Power can be computed after a study is completed.

So for example, this is done sometimes with smaller studies to try

and understand why a non-statistically significant

difference was found, and to see

whether low power is an issue which might open up an opportunity

for someone to build on the research and do a larger study.

But power can only be computed for specific alternative hypotheses.

For example, with population mean differences the this study had X

percent to detect a difference in population means of Y or greater.

So in order to compute the power of a

study that's been done, one would have to specify

the minimum difference, in the measure of interest between

the two populations that the study was trying to detect.

And so you'll sometimes

see this presented as an excuse for non-statistically significant findings

if the low power with low, with the power is low.

So the lack of statistically significant association between A

and B could be between because of low power.

Maybe less than 15% could detect a mean difference of Y or

greater or a difference in proportions or whatever the measure is used.

It can also be presented to

corroborate with the non-statistically significant result.

In other words, to try and understand what the reasons for that may be.

The industry standard for power going forward and designing a

study is 80% or greater, so sometimes if a smaller

study is published with low power another researcher will say,

well, the results look interesting in the small sample study.

I'd like to design a bigger study with power

of 80% or 90% to look at the same comparison and answer the question.

So what we're going to explore in the next couple lecture sets

is many times in the study design, a required sample size is

computed to achieve a certain preset power level defined a clinically or

scientifically minimal important difference in means,

proportions, or incidence rates, or ratios.
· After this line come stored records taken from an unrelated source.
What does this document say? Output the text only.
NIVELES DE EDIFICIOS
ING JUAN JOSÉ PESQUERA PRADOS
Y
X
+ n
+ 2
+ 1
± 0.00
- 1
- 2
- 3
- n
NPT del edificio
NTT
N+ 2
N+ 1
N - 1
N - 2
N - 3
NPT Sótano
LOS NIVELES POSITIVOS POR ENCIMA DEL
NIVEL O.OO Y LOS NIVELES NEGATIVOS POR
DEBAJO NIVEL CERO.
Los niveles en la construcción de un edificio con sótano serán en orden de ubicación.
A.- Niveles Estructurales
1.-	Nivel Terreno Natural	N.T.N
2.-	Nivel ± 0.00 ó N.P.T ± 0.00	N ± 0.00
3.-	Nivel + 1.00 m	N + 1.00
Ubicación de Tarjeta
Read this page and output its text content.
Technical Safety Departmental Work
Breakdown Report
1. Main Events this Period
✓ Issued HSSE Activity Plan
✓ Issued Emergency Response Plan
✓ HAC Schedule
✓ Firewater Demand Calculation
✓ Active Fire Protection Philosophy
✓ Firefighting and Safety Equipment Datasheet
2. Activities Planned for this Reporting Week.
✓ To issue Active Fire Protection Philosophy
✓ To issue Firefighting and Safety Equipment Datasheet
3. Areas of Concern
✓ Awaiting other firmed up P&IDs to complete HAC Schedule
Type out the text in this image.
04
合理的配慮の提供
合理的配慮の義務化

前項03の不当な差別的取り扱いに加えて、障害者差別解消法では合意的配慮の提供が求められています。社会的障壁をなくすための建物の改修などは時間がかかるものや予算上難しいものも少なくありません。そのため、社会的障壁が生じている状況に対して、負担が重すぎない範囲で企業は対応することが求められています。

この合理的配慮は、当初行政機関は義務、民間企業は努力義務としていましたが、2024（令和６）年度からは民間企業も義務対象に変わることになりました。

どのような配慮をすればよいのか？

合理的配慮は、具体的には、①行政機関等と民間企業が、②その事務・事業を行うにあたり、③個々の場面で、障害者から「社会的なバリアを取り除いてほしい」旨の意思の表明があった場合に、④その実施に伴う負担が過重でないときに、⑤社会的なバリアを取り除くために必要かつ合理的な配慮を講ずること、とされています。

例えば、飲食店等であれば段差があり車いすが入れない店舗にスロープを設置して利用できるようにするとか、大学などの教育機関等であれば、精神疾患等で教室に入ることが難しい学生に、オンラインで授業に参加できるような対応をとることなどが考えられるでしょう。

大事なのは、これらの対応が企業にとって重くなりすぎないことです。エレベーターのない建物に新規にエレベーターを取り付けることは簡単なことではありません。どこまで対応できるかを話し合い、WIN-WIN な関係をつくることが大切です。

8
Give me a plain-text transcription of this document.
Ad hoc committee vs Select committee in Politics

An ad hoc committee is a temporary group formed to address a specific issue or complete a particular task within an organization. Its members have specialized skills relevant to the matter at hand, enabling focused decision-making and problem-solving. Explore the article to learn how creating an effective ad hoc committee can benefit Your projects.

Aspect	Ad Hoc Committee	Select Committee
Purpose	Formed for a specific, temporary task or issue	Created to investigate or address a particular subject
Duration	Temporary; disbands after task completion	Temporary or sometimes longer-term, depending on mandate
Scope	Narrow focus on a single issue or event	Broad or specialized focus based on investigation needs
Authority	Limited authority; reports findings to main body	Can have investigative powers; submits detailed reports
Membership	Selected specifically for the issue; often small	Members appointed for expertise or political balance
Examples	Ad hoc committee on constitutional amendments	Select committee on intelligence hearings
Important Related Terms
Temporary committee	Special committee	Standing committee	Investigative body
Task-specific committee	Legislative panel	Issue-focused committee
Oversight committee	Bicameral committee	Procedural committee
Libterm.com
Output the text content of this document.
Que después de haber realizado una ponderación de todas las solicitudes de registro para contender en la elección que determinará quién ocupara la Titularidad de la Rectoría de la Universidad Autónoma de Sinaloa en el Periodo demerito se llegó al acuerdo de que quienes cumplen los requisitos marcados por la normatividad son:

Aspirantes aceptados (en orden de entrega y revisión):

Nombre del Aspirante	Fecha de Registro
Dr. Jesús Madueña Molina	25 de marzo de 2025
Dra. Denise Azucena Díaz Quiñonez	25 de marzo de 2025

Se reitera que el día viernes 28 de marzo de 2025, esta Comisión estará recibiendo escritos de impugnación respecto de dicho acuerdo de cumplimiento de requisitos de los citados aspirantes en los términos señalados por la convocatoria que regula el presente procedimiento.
And again the industry standard for power is 80% or greater.

And we'll see that going

into this, this is a little bit of a game,

because the power of the study to detect

the difference between populations on the appropriate measure of

interest, is a function of the size of the

study samples and the minimal detectable difference of interests.

So when designing a study in advance, researchers need to incorporate these

elements into design while recognizing practical

considerations such as budget and personnel.

So if the first attempt, a design in power, study to have power

to find a certain difference yields really large necessary sample

sizes that are out of the funding range, the researcher needs

to go back to the drawing board, perhaps consider making the

minimal detectable difference of interest larger, to increase the power without

having to increase the sample sizes so greatly.

So, we'll look at some examples of this in the next two sections.